La Chambre des cantons se prononcera sur la proposition de compromis lundi. Le temps presse. Si la Suisse ne ratifie pas le texte avant le 9 février 2017, elle redeviendra dès l'an prochain un pays tiers pour le programme de recherche Horizon 2020 dont l'enjeu se chiffre en milliards pour les chercheurs helvétiques.

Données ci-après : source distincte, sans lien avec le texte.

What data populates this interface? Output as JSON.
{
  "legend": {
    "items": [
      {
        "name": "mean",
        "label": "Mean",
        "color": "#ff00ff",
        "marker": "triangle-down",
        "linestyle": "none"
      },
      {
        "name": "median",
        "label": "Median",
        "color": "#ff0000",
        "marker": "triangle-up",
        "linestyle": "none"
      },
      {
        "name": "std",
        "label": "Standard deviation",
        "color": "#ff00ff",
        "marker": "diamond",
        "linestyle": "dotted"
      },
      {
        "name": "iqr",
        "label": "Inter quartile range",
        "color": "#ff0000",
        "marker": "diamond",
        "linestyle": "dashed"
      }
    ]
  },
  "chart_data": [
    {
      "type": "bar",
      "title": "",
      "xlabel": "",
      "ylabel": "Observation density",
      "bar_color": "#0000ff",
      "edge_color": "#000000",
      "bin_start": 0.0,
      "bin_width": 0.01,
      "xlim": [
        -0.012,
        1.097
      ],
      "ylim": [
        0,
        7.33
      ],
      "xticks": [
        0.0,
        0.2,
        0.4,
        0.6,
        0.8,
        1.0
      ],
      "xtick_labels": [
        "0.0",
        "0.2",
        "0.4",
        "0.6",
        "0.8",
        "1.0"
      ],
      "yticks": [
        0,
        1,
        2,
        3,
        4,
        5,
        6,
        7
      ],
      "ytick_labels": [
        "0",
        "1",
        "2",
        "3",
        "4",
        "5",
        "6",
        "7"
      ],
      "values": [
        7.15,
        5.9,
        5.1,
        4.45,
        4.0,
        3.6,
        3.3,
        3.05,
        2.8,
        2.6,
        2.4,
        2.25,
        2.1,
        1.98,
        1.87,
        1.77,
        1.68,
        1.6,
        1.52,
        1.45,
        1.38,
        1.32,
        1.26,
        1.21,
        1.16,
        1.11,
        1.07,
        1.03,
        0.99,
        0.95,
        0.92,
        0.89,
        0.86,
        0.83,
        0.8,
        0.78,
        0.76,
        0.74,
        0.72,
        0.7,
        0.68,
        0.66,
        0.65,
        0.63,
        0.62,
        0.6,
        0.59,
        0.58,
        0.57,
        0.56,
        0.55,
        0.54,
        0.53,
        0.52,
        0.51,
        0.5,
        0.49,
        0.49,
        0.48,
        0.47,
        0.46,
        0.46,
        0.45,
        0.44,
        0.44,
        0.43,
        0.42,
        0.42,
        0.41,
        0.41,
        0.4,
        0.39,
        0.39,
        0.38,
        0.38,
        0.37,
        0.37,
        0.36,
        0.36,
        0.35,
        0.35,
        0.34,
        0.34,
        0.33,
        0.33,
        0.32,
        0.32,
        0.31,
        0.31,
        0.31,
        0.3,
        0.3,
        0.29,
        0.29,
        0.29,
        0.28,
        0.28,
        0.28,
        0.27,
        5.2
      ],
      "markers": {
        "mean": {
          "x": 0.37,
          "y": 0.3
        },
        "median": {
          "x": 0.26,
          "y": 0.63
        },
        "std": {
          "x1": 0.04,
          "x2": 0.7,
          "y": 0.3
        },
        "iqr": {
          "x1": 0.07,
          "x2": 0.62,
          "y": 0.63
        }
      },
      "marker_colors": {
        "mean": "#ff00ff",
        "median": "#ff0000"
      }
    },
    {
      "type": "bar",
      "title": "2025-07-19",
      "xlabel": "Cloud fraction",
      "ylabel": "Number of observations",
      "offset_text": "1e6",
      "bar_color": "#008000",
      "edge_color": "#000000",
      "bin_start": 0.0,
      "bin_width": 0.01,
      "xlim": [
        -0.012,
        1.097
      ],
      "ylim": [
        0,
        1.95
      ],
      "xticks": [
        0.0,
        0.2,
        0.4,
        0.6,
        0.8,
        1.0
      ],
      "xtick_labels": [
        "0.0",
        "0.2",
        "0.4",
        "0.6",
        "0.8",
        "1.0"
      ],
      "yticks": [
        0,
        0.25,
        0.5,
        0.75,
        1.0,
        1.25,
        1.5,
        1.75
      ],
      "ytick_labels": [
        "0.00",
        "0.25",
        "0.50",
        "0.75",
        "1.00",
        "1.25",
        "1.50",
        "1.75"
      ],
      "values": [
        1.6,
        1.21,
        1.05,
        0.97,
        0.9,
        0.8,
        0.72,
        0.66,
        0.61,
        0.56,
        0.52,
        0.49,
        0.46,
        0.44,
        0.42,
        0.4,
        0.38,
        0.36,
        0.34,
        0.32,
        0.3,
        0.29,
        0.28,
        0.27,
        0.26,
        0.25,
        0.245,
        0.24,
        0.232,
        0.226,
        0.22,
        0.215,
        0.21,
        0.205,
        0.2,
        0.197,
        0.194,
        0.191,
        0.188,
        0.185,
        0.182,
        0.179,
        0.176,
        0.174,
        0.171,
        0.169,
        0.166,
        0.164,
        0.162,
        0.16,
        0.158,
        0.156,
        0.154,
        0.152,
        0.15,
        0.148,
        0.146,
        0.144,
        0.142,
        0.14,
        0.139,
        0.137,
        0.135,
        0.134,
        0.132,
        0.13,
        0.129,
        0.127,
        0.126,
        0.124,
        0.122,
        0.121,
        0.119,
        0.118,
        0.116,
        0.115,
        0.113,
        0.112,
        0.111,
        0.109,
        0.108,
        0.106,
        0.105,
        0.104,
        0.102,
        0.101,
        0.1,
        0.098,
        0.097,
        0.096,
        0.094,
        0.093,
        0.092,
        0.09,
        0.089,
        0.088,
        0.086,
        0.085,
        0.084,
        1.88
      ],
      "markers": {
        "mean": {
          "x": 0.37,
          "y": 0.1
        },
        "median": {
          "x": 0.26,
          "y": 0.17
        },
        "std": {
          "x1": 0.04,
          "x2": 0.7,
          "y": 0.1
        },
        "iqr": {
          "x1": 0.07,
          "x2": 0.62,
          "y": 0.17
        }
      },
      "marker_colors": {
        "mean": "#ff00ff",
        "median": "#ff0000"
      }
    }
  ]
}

Le gouvernement pourrait donc être tenté de ratifier trop vite le protocole croate. Les sénateurs ne veulent pas lui laisser carte blanche car pour l'instant, le texte contrevient à l'article constitutionnel contre l'immigration de masse.

Ils ont donc stipulé la semaine dernière dans le texte que "le Conseil fédéral est autorisé à ratifier le texte si une réglementation sur la gestion de l'immigration compatible avec la Constitution fédérale est établie avec l'Union européenne". Sur le fond, cela correspond aux intentions affichées par le gouvernement.

Jugé superflu

Le National a biffé cette condition jugée superflue. Mais la Chambre du peuple avait aussi envisagé une autre formulation exigeant la compatibilité avec l'ordre juridique suisse et ne posant plus comme préalable une réglementation établie avec l'UE.

La commission de politique extérieure du Conseil des Etats fait "un geste d'apaisement à l'égard du National", a expliqué à l'ats son président Christian Levrat (PS/FR). Par 10 voix contre 3, elle maintient sa condition, mais propose d'y remplacer le terme de Constitution par ordre juridique suisse. Cela élargira un peu la marge de manoeuvre du Conseil fédéral, même si c'est plutôt une "mesure symbolique", a commenté M.Levrat.